Likewise, the children have a responsibility here: many of you are still living under your parents’ roof, and their job for now is to raise you up to be godly men and women, but a time will come that you take the legacy that’s been given to you, and you will have to use it wisely. It is such a grief to Christian parents when their children grow up and spurn the Christian legacy that they’ve been given. Don’t do that! Gratefully receive what your parents and older Christians have blessed you with, and make it your aim to improve upon that for your successors.

Some of you are young, but no longer living with your parents—what about you? You have a lot of decisions to make: What should I study at university? Where should I work? Who should I marry? Where should I live? In many of these decisions, you might be tempted to think about yourself and your own fulfilment, but do not forget God’s mercy to a thousand generations. Do not forget that you have a role in passing on blessings to the next generation. Don’t make decisions about your marriage or your career that make things easy for you but are a burden to the next generation.

The future is of course in God’s hands, and none of us can control the future. But we should walk by faith as we make our decisions, and trust God, that he would establish our works, and that he would bear good fruit from them in future generations.

The world is our inheritance

Abraham believed God’s promise, that his offspring would be the heirs, not just of the land of Canaan, but of the whole world.
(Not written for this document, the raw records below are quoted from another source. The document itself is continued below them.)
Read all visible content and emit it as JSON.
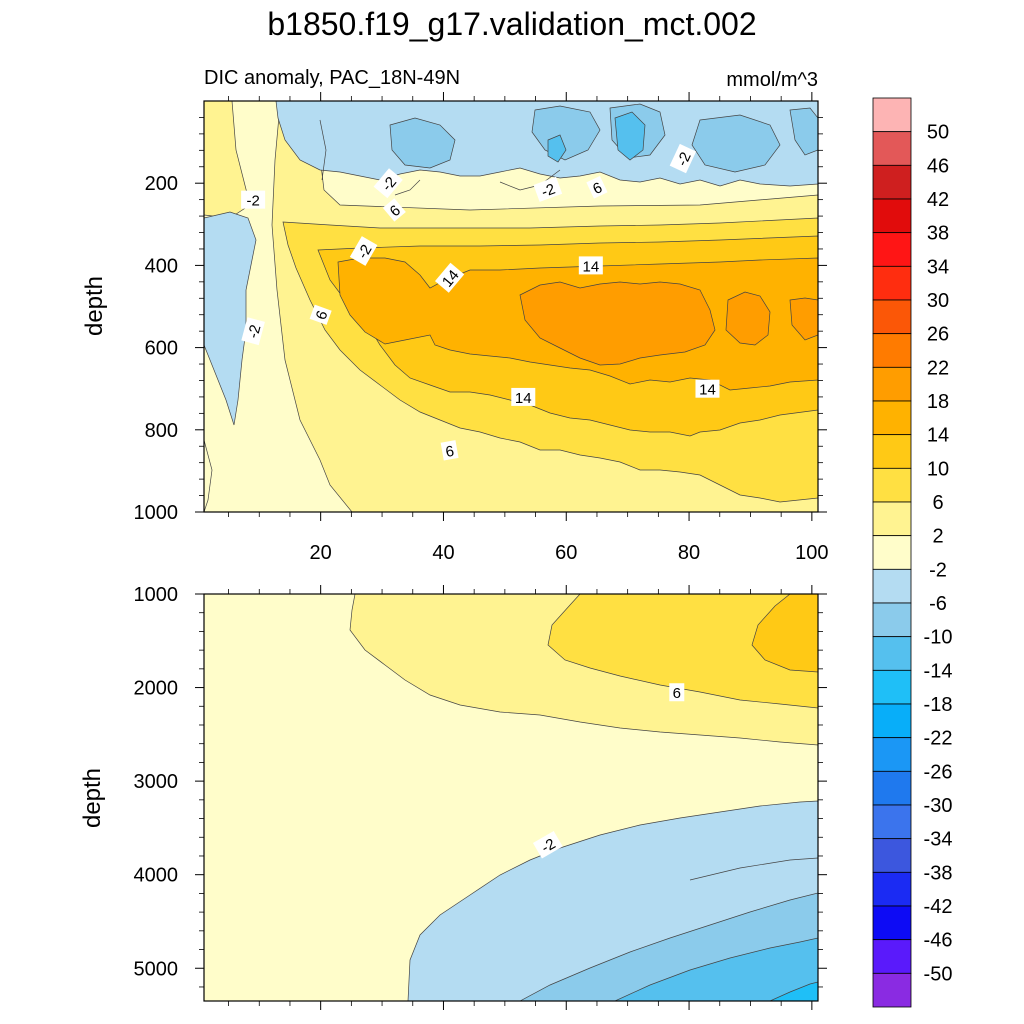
{
  "chart_data": {
    "type": "contour",
    "title": "b1850.f19_g17.validation_mct.002",
    "subtitle_left": "DIC anomaly, PAC_18N-49N",
    "units": "mmol/m^3",
    "x_range": [
      1,
      101
    ],
    "x_ticks": [
      20,
      40,
      60,
      80,
      100
    ],
    "panels": [
      {
        "name": "upper",
        "ylabel": "depth",
        "ylim": [
          0,
          1000
        ],
        "y_reversed": true,
        "y_ticks": [
          200,
          400,
          600,
          800,
          1000
        ],
        "contour_labels": [
          {
            "text": "-2",
            "x": 27,
            "depth": 365,
            "rot": -60
          },
          {
            "text": "-2",
            "x": 9,
            "depth": 240
          },
          {
            "text": "-2",
            "x": 9,
            "depth": 560,
            "rot": -75
          },
          {
            "text": "-2",
            "x": 31,
            "depth": 200,
            "rot": -50
          },
          {
            "text": "-2",
            "x": 57,
            "depth": 215,
            "rot": -20
          },
          {
            "text": "-2",
            "x": 79,
            "depth": 140,
            "rot": -65
          },
          {
            "text": "6",
            "x": 32,
            "depth": 265,
            "rot": -40
          },
          {
            "text": "6",
            "x": 65,
            "depth": 210,
            "rot": -25
          },
          {
            "text": "6",
            "x": 20,
            "depth": 520,
            "rot": -70
          },
          {
            "text": "6",
            "x": 41,
            "depth": 850,
            "rot": -10
          },
          {
            "text": "14",
            "x": 41,
            "depth": 430,
            "rot": -50
          },
          {
            "text": "14",
            "x": 64,
            "depth": 400
          },
          {
            "text": "14",
            "x": 53,
            "depth": 720
          },
          {
            "text": "14",
            "x": 83,
            "depth": 700
          }
        ]
      },
      {
        "name": "lower",
        "ylabel": "depth",
        "ylim": [
          1000,
          5350
        ],
        "y_reversed": true,
        "y_ticks": [
          1000,
          2000,
          3000,
          4000,
          5000
        ],
        "contour_labels": [
          {
            "text": "6",
            "x": 78,
            "depth": 2050
          },
          {
            "text": "-2",
            "x": 57,
            "depth": 3680,
            "rot": -30
          }
        ]
      }
    ],
    "colorbar": {
      "levels": [
        "50",
        "46",
        "42",
        "38",
        "34",
        "30",
        "26",
        "22",
        "18",
        "14",
        "10",
        "6",
        "2",
        "-2",
        "-6",
        "-10",
        "-14",
        "-18",
        "-22",
        "-26",
        "-30",
        "-34",
        "-38",
        "-42",
        "-46",
        "-50"
      ],
      "colors": [
        "#fdb4b4",
        "#e35858",
        "#cf1f1f",
        "#e10c0c",
        "#ff1515",
        "#ff2d0f",
        "#fb5707",
        "#ff7b00",
        "#ff9d00",
        "#ffb200",
        "#ffc915",
        "#ffe042",
        "#fff391",
        "#fffdca",
        "#b4dcf2",
        "#8bcbeb",
        "#55c0ee",
        "#1fbff7",
        "#08aef9",
        "#1b97f5",
        "#1f79ee",
        "#3b74ed",
        "#3c57de",
        "#1b2bf3",
        "#0d0bf5",
        "#5a1afb",
        "#8a2be2"
      ]
    }
  }
}
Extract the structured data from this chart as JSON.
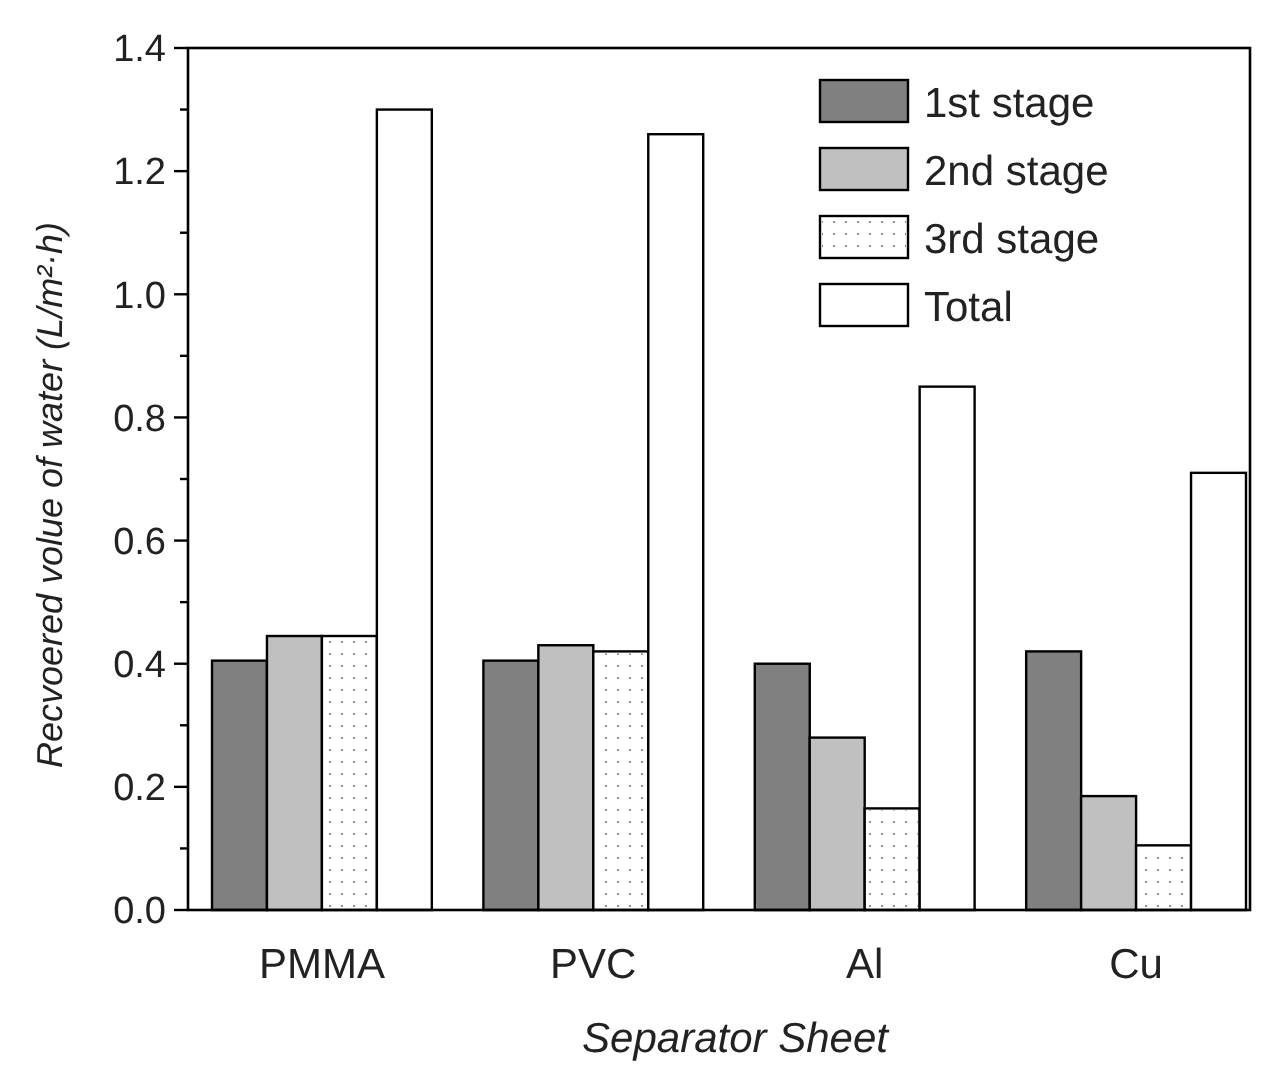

Abraham knew by faith that his great descendant, Christ, would inherit the whole world, from sea to sea, from the river to the ends of the earth.

And we have much more assurance of this than even Abraham did! God has not spared his Son, but he has delivered him up for us all: how shall he not with him also freely give us all things? That is what God has promised us. That is what we are required to believe.

Abraham had almost nothing to hang onto, except God’s promise, and yet he believed this with full confidence. He believed that what God promised, he was able to perform. Meanwhile, we have thousands of years of evidence that God is faithful to his promises, we have the Son of God raised from the dead, we have the gospel spread to all parts of the world: and we doubt! Why is that? Why do we doubt God’s promises? We have no excuse to have less faith than Abraham. We have no excuse to doubt that God will do what he has promised.

Will we have made it easier or harder for our children to be faithful to Christ in future generations? Will we have left them a godly example? Will we have preserved good Christian institutions for them? Most importantly, will we have invested in the health and strength of the Church? If we have faith that Christ and his people are being given all things, is our faith active alongside our works, like faithful Abraham?

May God give us grace to believe with all our hearts his great and precious promises, and might we be used by God to give a great inheritance to those who are to come after us.